Dengan diam yang kosong, aku menata pikiran dan perasaan. 

Saat ini, aku mulai bangkit. Ingin melanjutkan apa yang pernah kuusahakan. Sisa-sisa kesialan tempo hari. Puluhan ribu catatan perjalananku yang hilang itu, tak lagi kutuntut. Aku masih punya sebuah kisah fantasi yang kukerjakan dengan sungguh-sungguh dan riset penuh. Belum banyak. Ada 5 bab cerita matang dan sisanya outline untuk tiap bab. Aku ingat karena untuk pertama kalinya aku mencatat jumlah dari tiap-tiap bab serta poin utama. Tapi sayangnya, harapan itu kabur kala apa yang ada di depan mata tak benar-benar demikian. Aku selalu merasa bersalah pada diri sendiri. Seperti melakukan banyak hal yang sia-sia. Menulis, menulis apa? Tak ada. Mark Kaban, hilang bersama catatan perjalanan. Dia dan tangan cacatnya, bersembunyi di tempat yang aku tak tahu lagi apa kuncinya. Tuts piano dan lukisan. Tai kucing. Mana bisa aku menulis lagi seperti apa yang pernah kutulis? Gila. Aku mencurahkan fantasiku di sana, Gila!

Aku menangis di depan si merah. Sambil mendengarkan lagu ost yang memang sedari tadi berbunyi. Aku menangis. Merasa bersalah pada kehidupanku.
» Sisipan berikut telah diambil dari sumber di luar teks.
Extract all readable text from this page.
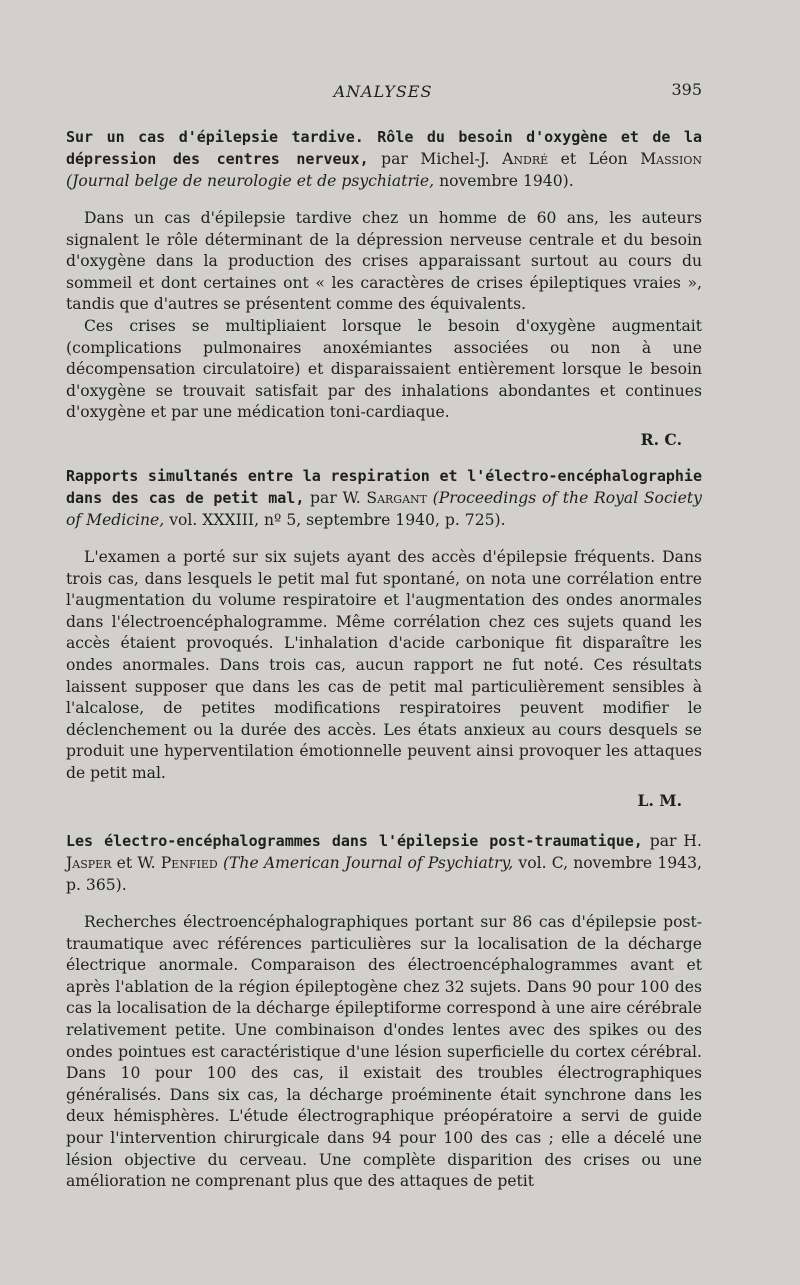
ANALYSES	395

Sur un cas d'épilepsie tardive. Rôle du besoin d'oxygène et de la dépression des centres nerveux, par Michel-J. André et Léon Massion (Journal belge de neurologie et de psychiatrie, novembre 1940).

Dans un cas d'épilepsie tardive chez un homme de 60 ans, les auteurs signalent le rôle déterminant de la dépression nerveuse centrale et du besoin d'oxygène dans la production des crises apparaissant surtout au cours du sommeil et dont certaines ont « les caractères de crises épileptiques vraies », tandis que d'autres se présentent comme des équivalents.

Ces crises se multipliaient lorsque le besoin d'oxygène augmentait (complications pulmonaires anoxémiantes associées ou non à une décompensation circulatoire) et disparaissaient entièrement lorsque le besoin d'oxygène se trouvait satisfait par des inhalations abondantes et continues d'oxygène et par une médication toni-cardiaque.

R. C.

Rapports simultanés entre la respiration et l'électro-encéphalographie dans des cas de petit mal, par W. Sargant (Proceedings of the Royal Society of Medicine, vol. XXXIII, nº 5, septembre 1940, p. 725).

L'examen a porté sur six sujets ayant des accès d'épilepsie fréquents. Dans trois cas, dans lesquels le petit mal fut spontané, on nota une corrélation entre l'augmentation du volume respiratoire et l'augmentation des ondes anormales dans l'électroencéphalogramme. Même corrélation chez ces sujets quand les accès étaient provoqués. L'inhalation d'acide carbonique fit disparaître les ondes anormales. Dans trois cas, aucun rapport ne fut noté. Ces résultats laissent supposer que dans les cas de petit mal particulièrement sensibles à l'alcalose, de petites modifications respiratoires peuvent modifier le déclenchement ou la durée des accès. Les états anxieux au cours desquels se produit une hyperventilation émotionnelle peuvent ainsi provoquer les attaques de petit mal.

L. M.

Les électro-encéphalogrammes dans l'épilepsie post-traumatique, par H. Jasper et W. Penfied (The American Journal of Psychiatry, vol. C, novembre 1943, p. 365).

Recherches électroencéphalographiques portant sur 86 cas d'épilepsie post-traumatique avec références particulières sur la localisation de la décharge électrique anormale. Comparaison des électroencéphalogrammes avant et après l'ablation de la région épileptogène chez 32 sujets. Dans 90 pour 100 des cas la localisation de la décharge épileptiforme correspond à une aire cérébrale relativement petite. Une combinaison d'ondes lentes avec des spikes ou des ondes pointues est caractéristique d'une lésion superficielle du cortex cérébral. Dans 10 pour 100 des cas, il existait des troubles électrographiques généralisés. Dans six cas, la décharge proéminente était synchrone dans les deux hémisphères. L'étude électrographique préopératoire a servi de guide pour l'intervention chirurgicale dans 94 pour 100 des cas ; elle a décelé une lésion objective du cerveau. Une complète disparition des crises ou une amélioration ne comprenant plus que des attaques de petit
Apa sudah benar aku menghabiskan waktu untuk bersenang-senang bersama ke-Korea-an ini? Setidaknya, aku tak kehilangan apapun selain waktu dan kesempatan yang bagaimana pun juga akan hilang. 

Seperti yang kubilang, ini bukan yang pertama. Catatan perjalanan sudah menjadi tamparan telak. Aku tak larut dan melanjutkan kesenangan. Membuka album foto lama. Sepertinya menonton kekonyolanku kala bernyanyi sambil merekam diri akan menjadi hiburan. Bayangkan, wajah bundar dengan headphone besar, rambut dora, raket nyamuk, dan suara sumbang akan memenuhi layar monitor. Terlebih latar belakang kamar yang tak bisa kutemui keberadaannya lagi, pasti akan menguras emosi. 

Aku memulai dengan video paling bawah. Mengenakan baju biru bertuliskan 'prambanan'. Baju yang kala itu masih baru. Seperti baju hitam I Love Jember dan I Love Malang di beberapa video lain. Saat ini, ketiganya masih kupai dan tentu sudah tak bagus penampakannya. 

Silau cahaya menyorot diriku di dalam layar. Itu pasti sorot lampu belajar. Aku membenahi arah cahaya sehingga mukaku nampak jelas di kamar tanpa jendela itu. Ya, itu aku. Lagu ost yang kudengarkan lewat headphone saat itu, tersalurkan dengan suara sumbangku. Lagu ost drama yang telah kuubah liriknya menjadi bahasa Indonesia. Aku menahan tawa dan rasa malu. Lucu sekali. Aku yakin, ini video paling tidak memalukan dari yang lain. Di video kali itu, rambutku sudah panjang. Aku menebak-nebak, kapankah? Saat aku bekerja di pabrik? Karena tak mungkin jika aku sudah berkuliah. 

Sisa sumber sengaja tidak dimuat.